Because being the church is essentially about being united to Christ, our active, practical love for one another – or lack thereof – indicates the true condition of our practical relationship to the Lord (Matthew 25:40). As undershepherds seeking to serve the Good Shepherd and to be examples of the faith to the flock (1 Peter 5; 1 Timothy 4:12), we have opportunity to love one another, not least – and perhaps most – by listening to one another. It is significant and instructive that just prior to the command to truly hear God’s word by obeying it, James calls us to a general posture of listening to others (James 1:19-26). Dietrich Bonhoeffer helps us see the connection as well as the cost of disobedience.
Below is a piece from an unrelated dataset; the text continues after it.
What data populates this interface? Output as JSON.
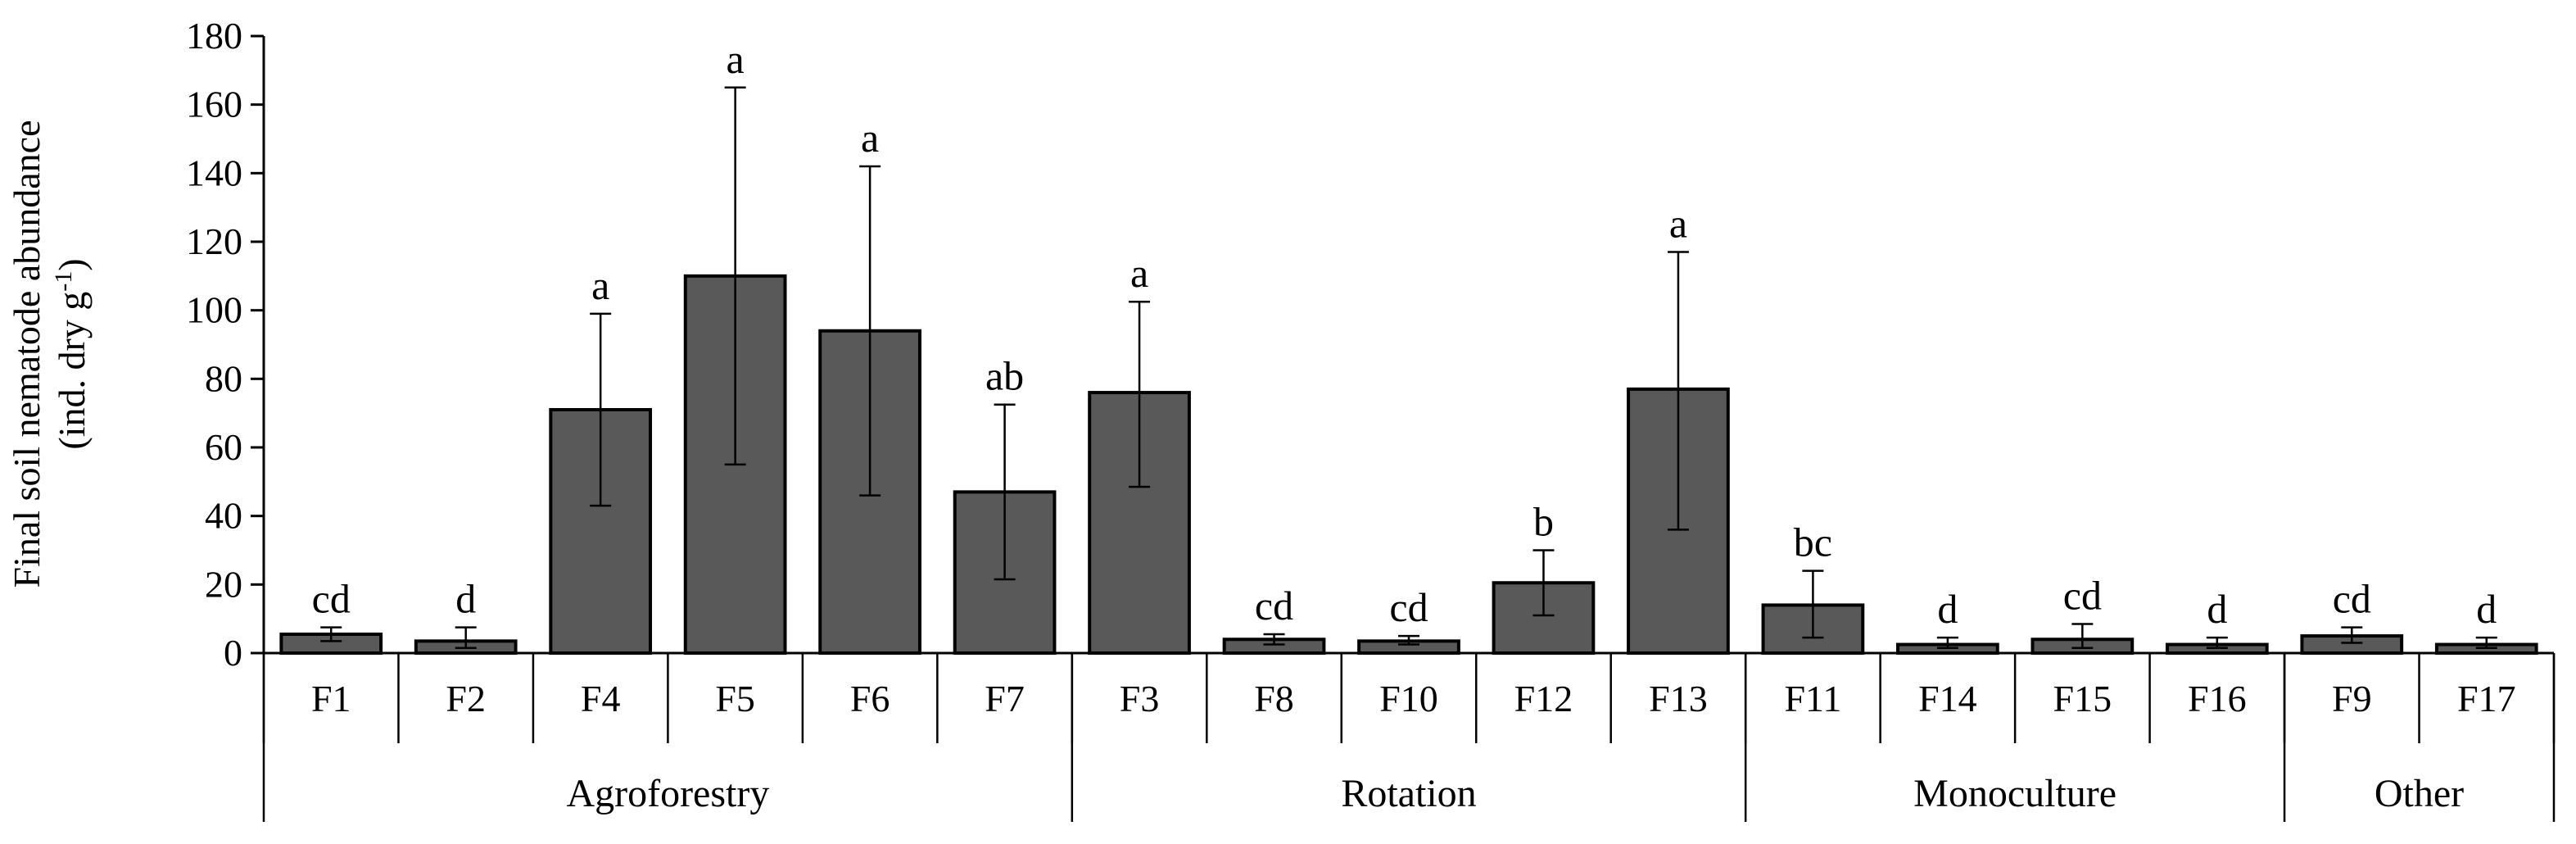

Bonhoeffer's little book, Life Together, is a huge help in considering what the Christian community already is because of and in Jesus Christ, and how this reality can and must be realized in practice among us. Bonhoeffer reminds us that believers never have im-mediate contact with one another. Rather, all our thoughts and words and actions toward one another are in, through, by, because of, and for the sake of Christ our Mediator. Thus, Bonhoeffer emphasizes, listening is the first duty believers owe to one another. He warns, “Christians who can no longer listen to one another will soon no longer be listening to God either . . . The death of spiritual life starts here, and in the end there is nothing left but empty spiritual chatter and clerical condescension which chokes on pious words.” – Dietrich Bonhoeffer, Life Together and Prayerbook of the Biblein Dieterich Bonhoeffer Works, Volume 5 (Minneapolis: Fortress, 1996, p.98)
Please pray that the cancel-culture-esque conditions Bonhoeffer describes above would not be present at much less define this year’s Synodical proceedings. Please pray that where such Satanically inspired conditions presently exist among elders, that even prior to our meeting in a few days there will be efforts toward reconciliation in the one who so soundly defeated the Devil (Matthew 4; Hebrews 2; Revelation 1). Please pray for soft hearts as we have hard conversations. Please pray for me in that regard, as someone who is writing a blog about being willing to be confronted! I've appreciated fellow believers who have over time, including the very recent past, taken me aside to show me how what I thought was right behavior was lacking in righteousness. I can't imagine that more of those conversations are not ahead of me; please pray for my receptivity.
Please pray especially for those church members most immediately and personally affected by decisions reached, or delayed, during our deliberations. Please pray that by God’s abundant grace we elders would lead by example in carrying out sincerely, from the heart, the fundamental duties of Christian love in all their painstaking, freeing particularities (1 Peter 1:22; Romans 13:9). While last year's Synod was canceled due to Covid-19, please pray that the good that may come from this year's Synod would not be canceled due to any false way of faith and life among us elders. Please pray that our life together as the Synod of the RPCNA, and the consequences for the congregants and churches in our charge, would bear powerful witness to the reality and reign of the risen Christ, the Prince of Peace.